O desafio de não perdermos a humanidade que nos une pela polaridade que nos
divide na era da Internet.
José
Wilson Correa Garcia[1]
O ser humano é um ser cultural.
Comunicamos, a todo instante, quem somos, o que cremos, o que sentimos. Produzimos
informações a partir desse processo de comunicação culturalmente humano desde
que o ser humano existe na face da terra. Os primeiros hominídeos deixaram
marcas e informações sobre si mesmos em cavernas as quais viveram há milhões de
anos. Deixaram marcas e informações nas diversas expressões artísticas e
culturais ao longo da história. E, mais recentemente, a partir do século XX,
deixamos marcas e informações no universo virtual da Internet. Foi a partir deste século que aconteceu uma revolução sem
precedentes na forma como essa comunicação passou a ser transmitida entre as
pessoas. Suas marcas e informações deixaram de se perder no esquecimento
produzido pela história passada e através tempo. Elas se eternizaram em forma
de dados virtuais.
Na Internet, as informações comunicadas se transformam em dados: no
que fazemos em uma Rede Social; no que conversamos de forma privada entre duas
ou mais pessoas; no que reagimos “curtindo” ou “descurtindo”; nas respostas que
damos a uma postagem por termos gostado ou não; em um portal de pesquisa, o que
digitamos com a finalidade de saber ou procurar algo; em um portal de compras,
vendas ou trocas de produtos; no que procuramos de acordo com nossos próprios interesses;
nas palavras ou expressões que usamos com mais ou menos frequência nesse mundo
de interações. Tudo isso que fizemos está na memória virtual desse universo que
chamamos Internet. E essa memória é
conhecida tecnicamente como banco de dados que, na prática, são as informações
que cada pessoa deixou gravada e disponível através das interações sociais que
estabeleceu através Internet.
A
Internet existe, como mecanismo de
interação pessoal e doméstica, há pelo menos 40 anos. Imagine que uma pessoa
tenha uma conta de e-mail ou uma Rede
Social há pelo menos 10 anos, onde ela usa, quase que diariamente, para as mais
variadas coisas. Agora, imagine a quantidade de informações em forma de dados
que ela produziu nesses 10 anos. Hoje existem em média 4 bilhões de pessoas que
acessam a Internet diariamente, o que
corresponde mais da metade da população mundial. Multiplique esse número pela quantidade
de dados e informações que, diariamente, são produzidas por esse quantitativo
de usuários todos os dias. É um universo de dados que só pode ser pensado quase
que em escala infinita. Agora, como esses dados podem ser organizados de uma
forma que as pessoas não naveguem num ambiente caótico de informações? Porque –
já que a Internet é uma rede que
conecta as pessoas e aquilo que elas produzem em forma de dados – como fazer
para que uma simples pesquisa que o usuário individual faça, não se transforme em
um amontoado de dados aleatórios e caóticos? A resposta é: através de
algoritmos. São eles, os algoritmos, que liberam as pessoas de experiências
repetitivas, aleatórias e caóticas no ambiente da Internet. Mas o que é um Algoritmo?

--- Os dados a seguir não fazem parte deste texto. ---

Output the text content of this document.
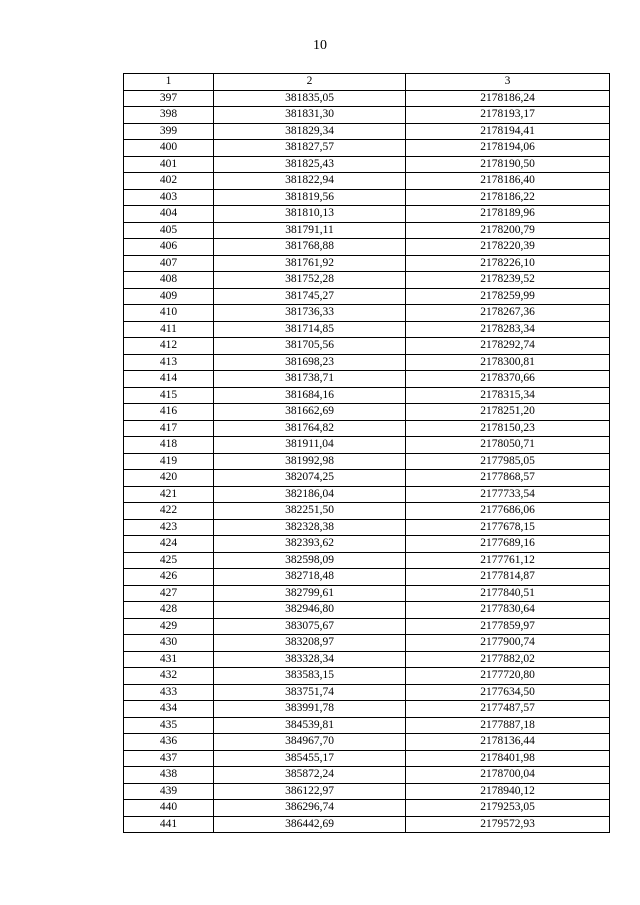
10
1	2	3
397	381835,05	2178186,24
398	381831,30	2178193,17
399	381829,34	2178194,41
400	381827,57	2178194,06
401	381825,43	2178190,50
402	381822,94	2178186,40
403	381819,56	2178186,22
404	381810,13	2178189,96
405	381791,11	2178200,79
406	381768,88	2178220,39
407	381761,92	2178226,10
408	381752,28	2178239,52
409	381745,27	2178259,99
410	381736,33	2178267,36
411	381714,85	2178283,34
412	381705,56	2178292,74
413	381698,23	2178300,81
414	381738,71	2178370,66
415	381684,16	2178315,34
416	381662,69	2178251,20
417	381764,82	2178150,23
418	381911,04	2178050,71
419	381992,98	2177985,05
420	382074,25	2177868,57
421	382186,04	2177733,54
422	382251,50	2177686,06
423	382328,38	2177678,15
424	382393,62	2177689,16
425	382598,09	2177761,12
426	382718,48	2177814,87
427	382799,61	2177840,51
428	382946,80	2177830,64
429	383075,67	2177859,97
430	383208,97	2177900,74
431	383328,34	2177882,02
432	383583,15	2177720,80
433	383751,74	2177634,50
434	383991,78	2177487,57
435	384539,81	2177887,18
436	384967,70	2178136,44
437	385455,17	2178401,98
438	385872,24	2178700,04
439	386122,97	2178940,12
440	386296,74	2179253,05
441	386442,69	2179572,93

Os algoritmos existem desde
os tempos mais remotos das primeiras civilizações. Os egípcios usavam
algoritmos para medir a cheia e a vazão do rio Nilo. Outras civilizações usavam
algoritmos para determinar as estações. Qualquer pessoa, a qualquer momento,
usa algoritmos para realizar as operações mais simples de sua vida, como ir a
algum lugar, realizar uma tarefa doméstica e diária. Muitas vezes essas
atividades são realizadas quase que automaticamente. Ninguém fica pensando de
forma sistemática, por exemplo, que ao acordar vai se levantar, ir ao banheiro,
escovar os dentes, tomar café, etc. As pessoas não pensam, elas simplesmente
fazem. E fazem porque, em sua consciência, existe uma estrutura de passos, que
são os algoritmos, que as fazem realizar essas atividades instantaneamente.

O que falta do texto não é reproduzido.